The degree of openness for direct investments is the highest amongst all. Those remain strictly controlled are related to cross-border derivative transactions and short-term capital inflow. They are expected to be on the yuan conversion trial list.

In particular, firms located in the Qianhai Bay development zone may borrow yuan fund directly from banks in Hong Kong. This, if implemented, will lead to a "win-win-win" situation.

First, it provides a direct channel for Qianhai firms to tap cheap offshore yuan funding, thereby enhancing their operating margin.

Second, the establishment of a new attractive avenue for yuan fund investments for Hong Kong's banks will boost their yuan lending business, the growth of which has far been lagging behind that of other offshore yuan products.

For instance, the outstanding of Dim Sum bonds has ballooned over six-folds to about 300 billion yuan (US$ 47 billion) last year. In contrast, the total outstanding local currency loans worth 42 billion yuan are merely a fraction of the 554 billion yuan pool offshore.

Third, deposit competition amongst banks will subsequently exert upward pressure on the offshore yuan deposit rates, which will in turn facilitate the growth in Hong Kong's yuan deposit. It will help boost yuan circulation in the offshore market.

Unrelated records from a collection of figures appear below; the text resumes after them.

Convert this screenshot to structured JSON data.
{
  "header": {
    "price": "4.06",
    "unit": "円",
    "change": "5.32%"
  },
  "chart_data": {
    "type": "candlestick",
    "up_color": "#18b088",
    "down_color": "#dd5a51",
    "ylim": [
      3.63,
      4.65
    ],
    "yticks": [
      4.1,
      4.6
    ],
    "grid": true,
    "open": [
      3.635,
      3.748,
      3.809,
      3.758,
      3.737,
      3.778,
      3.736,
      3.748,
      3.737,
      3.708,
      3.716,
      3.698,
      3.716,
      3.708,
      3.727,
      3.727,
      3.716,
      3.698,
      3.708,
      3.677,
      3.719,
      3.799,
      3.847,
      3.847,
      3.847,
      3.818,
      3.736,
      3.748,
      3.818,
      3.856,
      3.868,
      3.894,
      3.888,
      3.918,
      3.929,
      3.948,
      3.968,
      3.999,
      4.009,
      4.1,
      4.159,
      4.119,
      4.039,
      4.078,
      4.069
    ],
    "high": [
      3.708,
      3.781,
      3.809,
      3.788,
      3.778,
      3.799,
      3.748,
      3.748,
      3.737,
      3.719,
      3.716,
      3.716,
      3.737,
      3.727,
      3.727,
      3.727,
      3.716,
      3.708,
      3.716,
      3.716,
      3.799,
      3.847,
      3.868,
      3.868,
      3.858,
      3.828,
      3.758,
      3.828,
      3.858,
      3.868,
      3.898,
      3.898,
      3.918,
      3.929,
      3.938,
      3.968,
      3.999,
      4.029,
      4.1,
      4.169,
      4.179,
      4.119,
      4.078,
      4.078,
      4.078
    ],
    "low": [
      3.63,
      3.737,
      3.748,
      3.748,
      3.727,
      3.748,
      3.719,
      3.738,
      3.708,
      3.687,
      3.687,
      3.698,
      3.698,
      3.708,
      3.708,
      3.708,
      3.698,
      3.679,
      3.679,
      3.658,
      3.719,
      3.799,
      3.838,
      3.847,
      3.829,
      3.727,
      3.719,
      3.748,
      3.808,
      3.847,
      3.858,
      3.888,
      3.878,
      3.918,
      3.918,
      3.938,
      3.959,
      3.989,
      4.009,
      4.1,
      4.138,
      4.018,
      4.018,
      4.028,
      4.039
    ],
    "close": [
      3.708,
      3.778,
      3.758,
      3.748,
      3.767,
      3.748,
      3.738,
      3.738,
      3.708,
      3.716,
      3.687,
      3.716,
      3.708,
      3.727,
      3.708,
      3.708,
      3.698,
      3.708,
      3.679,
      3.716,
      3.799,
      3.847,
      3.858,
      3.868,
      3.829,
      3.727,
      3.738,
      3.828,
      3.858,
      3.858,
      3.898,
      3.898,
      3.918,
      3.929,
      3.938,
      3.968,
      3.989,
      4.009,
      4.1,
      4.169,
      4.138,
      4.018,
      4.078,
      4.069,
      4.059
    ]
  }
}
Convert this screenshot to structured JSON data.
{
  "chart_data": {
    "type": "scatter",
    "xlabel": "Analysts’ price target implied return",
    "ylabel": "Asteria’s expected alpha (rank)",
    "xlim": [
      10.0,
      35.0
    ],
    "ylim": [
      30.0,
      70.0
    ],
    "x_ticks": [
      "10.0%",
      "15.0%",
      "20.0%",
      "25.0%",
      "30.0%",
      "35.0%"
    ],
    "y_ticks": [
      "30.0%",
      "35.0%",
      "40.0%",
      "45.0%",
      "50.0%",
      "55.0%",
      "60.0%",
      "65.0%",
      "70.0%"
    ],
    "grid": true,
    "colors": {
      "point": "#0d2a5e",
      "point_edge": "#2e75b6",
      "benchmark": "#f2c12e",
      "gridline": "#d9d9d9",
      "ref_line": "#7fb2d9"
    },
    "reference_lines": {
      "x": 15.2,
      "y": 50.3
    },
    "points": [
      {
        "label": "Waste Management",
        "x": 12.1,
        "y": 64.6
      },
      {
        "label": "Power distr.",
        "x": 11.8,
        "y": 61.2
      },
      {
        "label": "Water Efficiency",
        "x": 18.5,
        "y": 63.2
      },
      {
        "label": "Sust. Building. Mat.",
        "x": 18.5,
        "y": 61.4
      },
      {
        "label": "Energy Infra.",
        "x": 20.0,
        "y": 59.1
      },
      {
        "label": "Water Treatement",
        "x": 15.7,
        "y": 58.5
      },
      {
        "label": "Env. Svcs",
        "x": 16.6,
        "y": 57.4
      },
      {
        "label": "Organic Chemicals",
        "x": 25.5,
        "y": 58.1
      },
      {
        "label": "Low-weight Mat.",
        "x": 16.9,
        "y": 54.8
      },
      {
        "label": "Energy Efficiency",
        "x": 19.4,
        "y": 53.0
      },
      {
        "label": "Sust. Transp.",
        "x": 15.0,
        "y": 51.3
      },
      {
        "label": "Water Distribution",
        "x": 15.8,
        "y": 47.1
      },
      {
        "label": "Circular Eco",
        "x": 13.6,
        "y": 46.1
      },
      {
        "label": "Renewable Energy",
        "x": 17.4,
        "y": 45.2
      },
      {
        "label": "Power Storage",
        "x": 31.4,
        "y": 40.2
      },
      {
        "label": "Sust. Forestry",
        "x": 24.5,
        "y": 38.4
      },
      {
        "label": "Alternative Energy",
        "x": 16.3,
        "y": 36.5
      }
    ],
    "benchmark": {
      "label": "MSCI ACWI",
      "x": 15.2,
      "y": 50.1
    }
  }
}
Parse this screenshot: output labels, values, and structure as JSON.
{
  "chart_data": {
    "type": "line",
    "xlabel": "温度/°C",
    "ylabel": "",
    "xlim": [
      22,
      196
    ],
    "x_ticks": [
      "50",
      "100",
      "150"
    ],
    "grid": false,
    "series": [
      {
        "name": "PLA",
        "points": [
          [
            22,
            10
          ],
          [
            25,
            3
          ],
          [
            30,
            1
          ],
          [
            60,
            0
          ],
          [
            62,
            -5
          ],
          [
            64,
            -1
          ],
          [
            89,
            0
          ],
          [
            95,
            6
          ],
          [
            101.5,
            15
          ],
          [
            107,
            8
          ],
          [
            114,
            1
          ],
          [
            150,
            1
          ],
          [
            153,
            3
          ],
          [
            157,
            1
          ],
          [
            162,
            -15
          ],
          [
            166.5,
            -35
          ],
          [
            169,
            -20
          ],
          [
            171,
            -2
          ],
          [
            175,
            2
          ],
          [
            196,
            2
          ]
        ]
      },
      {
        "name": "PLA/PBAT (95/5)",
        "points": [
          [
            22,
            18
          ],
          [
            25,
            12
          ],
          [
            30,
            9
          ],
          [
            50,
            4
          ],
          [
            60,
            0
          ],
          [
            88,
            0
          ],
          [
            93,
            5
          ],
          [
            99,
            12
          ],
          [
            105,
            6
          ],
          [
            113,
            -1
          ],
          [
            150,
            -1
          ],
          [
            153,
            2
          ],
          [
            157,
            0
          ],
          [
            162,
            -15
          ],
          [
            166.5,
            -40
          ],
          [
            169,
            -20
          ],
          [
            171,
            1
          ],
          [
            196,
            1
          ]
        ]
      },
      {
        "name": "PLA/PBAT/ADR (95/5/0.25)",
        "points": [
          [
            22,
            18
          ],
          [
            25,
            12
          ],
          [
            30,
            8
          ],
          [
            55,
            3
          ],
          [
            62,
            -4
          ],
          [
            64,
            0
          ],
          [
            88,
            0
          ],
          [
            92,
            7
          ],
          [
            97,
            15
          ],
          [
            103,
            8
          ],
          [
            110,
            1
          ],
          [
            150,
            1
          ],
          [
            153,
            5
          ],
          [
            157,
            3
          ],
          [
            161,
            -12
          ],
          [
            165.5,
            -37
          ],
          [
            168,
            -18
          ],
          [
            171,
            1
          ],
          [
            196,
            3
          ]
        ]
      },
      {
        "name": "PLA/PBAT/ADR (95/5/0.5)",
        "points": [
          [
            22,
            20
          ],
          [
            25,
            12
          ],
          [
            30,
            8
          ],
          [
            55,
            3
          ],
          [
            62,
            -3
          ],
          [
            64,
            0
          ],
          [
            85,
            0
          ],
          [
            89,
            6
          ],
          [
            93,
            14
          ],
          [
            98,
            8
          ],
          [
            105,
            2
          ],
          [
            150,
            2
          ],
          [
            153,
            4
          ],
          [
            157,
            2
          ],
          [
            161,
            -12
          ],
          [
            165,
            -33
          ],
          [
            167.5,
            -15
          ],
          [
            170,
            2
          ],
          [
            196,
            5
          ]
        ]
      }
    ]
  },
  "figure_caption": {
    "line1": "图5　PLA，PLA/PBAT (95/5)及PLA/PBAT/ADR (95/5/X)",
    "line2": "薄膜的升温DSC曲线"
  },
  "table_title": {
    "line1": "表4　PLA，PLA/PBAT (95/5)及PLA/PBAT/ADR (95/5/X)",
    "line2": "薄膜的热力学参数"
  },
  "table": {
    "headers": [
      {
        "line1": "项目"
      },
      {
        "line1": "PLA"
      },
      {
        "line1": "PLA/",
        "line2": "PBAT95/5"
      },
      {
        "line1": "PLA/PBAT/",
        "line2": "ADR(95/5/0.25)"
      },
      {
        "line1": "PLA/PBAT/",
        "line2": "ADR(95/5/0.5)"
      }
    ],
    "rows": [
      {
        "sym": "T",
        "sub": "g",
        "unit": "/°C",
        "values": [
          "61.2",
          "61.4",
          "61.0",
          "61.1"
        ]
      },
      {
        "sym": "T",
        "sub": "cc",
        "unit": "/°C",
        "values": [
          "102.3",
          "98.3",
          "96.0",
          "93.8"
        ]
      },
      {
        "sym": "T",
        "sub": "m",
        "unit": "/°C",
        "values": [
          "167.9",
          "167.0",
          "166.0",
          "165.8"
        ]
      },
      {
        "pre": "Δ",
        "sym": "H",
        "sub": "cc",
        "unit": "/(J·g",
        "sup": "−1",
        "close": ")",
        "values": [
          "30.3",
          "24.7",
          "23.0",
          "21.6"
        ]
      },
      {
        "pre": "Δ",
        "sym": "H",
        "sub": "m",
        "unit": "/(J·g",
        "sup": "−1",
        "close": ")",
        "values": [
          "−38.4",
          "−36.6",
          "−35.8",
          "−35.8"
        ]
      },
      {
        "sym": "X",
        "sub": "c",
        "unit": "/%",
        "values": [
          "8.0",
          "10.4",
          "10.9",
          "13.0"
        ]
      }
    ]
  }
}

With respect to the securities sector, the authorities will push forward joint ventures for stock exchanges in Hong Kong, Shenzhen, and Shanghai. Getting exchange traded funds to be listed on both Hong Kong and mainland stock markets is also on the agenda.

The regulatory bodies will also lower the threshold for Hong Kong financial institutions to invest in the mainland security under the qualified foreign institutional investor scheme.

Prudent manner

Nonetheless, the trial scheme is likely to be carried forward in a prudent manner to avoid unforeseen negative consequences. As such, a quota system will be adopted in its initial stage.

Meanwhile, to strengthen financial cooperation between Hong Kong and the Pearl River Delta, companies from Hong Kong will be allowed to set up consumer-finance arms in neighboring Guangdong province.

Although details of such plans are yet to announce and the scale of the moves seems to be limited, it highlights the determination of China to open up the capital account orderly alongside reinforcing Hong Kong's status as a financial center globally.

Deepening utilization of the offshore market subsequently increases Hong Kong's yuan liquidity, which has been recently showing signs of flagging due to narrowing spread of offshore-onshore yuan, and a more balanced cross-border trade.